Perhaps spirit or ideals reflect the concept of a society-not-obsessed-with-money in China, Poland or Russia better than a direct translation of the English word “ideas.” I leave this to scholars who work on issues of equivalency in multilingual surveys, in the tradition of the late Janet Harkness of Gallup and her colleagues at the International Workshop on Comparative Survey Design and Implementation. The latest volume of the Annual Review of Sociology presents a paper by Eldad Davidov and colleagues proposing sophisticated statistical tests to identify non-equivalent variables.
Without minimizing the importance of equivalent translations, I am more concerned about identifying outright mistakes, not just in the WVS but in all cross-national datasets, including projects that do not make the local-language instruments widely available, such as the Pew Global Attitudes Project and the Gallup World Poll.

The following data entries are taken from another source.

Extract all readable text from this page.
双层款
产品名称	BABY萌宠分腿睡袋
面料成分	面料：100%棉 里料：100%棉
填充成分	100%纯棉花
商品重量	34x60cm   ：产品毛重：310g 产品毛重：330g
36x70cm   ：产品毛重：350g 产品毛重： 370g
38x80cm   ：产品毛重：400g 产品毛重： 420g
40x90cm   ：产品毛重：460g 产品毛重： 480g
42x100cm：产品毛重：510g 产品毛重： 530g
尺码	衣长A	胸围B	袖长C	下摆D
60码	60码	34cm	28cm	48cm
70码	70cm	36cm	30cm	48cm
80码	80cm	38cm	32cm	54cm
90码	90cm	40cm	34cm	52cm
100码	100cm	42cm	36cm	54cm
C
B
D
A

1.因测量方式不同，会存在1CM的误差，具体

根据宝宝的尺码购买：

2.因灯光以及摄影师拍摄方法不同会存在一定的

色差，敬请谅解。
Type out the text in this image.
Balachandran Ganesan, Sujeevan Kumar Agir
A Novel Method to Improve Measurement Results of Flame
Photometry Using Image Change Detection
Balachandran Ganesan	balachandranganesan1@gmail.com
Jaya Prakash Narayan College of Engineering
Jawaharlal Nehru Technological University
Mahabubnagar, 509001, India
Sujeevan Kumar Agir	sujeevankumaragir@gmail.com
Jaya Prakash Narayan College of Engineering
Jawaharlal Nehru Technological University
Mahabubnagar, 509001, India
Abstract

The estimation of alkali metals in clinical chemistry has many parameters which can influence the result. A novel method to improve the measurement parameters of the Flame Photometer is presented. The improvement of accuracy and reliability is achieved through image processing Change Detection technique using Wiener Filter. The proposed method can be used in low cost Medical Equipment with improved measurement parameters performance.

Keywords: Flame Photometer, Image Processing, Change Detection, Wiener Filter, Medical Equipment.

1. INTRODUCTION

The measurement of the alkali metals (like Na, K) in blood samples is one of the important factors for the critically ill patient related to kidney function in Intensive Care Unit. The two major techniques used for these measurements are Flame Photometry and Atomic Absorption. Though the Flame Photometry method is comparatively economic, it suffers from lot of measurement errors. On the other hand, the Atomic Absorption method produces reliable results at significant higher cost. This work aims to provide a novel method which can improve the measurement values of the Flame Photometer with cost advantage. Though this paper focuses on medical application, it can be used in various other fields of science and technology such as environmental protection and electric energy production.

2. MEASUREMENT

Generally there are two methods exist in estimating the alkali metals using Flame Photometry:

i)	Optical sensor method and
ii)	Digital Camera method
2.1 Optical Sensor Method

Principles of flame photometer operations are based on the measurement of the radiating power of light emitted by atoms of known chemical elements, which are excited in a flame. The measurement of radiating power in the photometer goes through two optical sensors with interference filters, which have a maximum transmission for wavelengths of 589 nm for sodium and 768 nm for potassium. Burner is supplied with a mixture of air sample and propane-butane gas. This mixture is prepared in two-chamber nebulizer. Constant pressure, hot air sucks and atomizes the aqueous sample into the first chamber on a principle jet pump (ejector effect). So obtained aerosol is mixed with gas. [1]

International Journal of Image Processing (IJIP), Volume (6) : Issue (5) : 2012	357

Will identifying mistaken translations undermine research findings that are based on these surveys? Perhaps, but it is also possible that removing the “noise” of bad data could reinforce existing findings. Inglehart and Welzel, for example, noted that Vietnam’s seemingly extreme support for military rule in 2001 weakened their argument about the importance of self-expression values, rather than pro-democracy values, on political institutions. They reported a weak statistical correlation with pro-democracy values “that only exists because of one single leverage case: Vietnam. Without Vietnam, there would be no relationship at all.” In a footnote, Inglehart and Welzel mulled over the Vietnamese outlier: “The very low percentage of ‘solid democrats’ in the case of Vietnam reflects a very high percentage of respondents expressing support for the army rule. In a country in which the army is a symbol of national liberation, these figures require a different interpretation. However, we display data as they are, not eliminating cases that do not fit into the pattern.” Being wrong about the meaning of the Vietnamese survey helps make them right about the rest of their analysis.
Charles Kurzman is a professor of sociology at the University of North Carolina at Chapel Hill and co-director of the Carolina Center for the Study of the Middle East and Muslim Civilizations.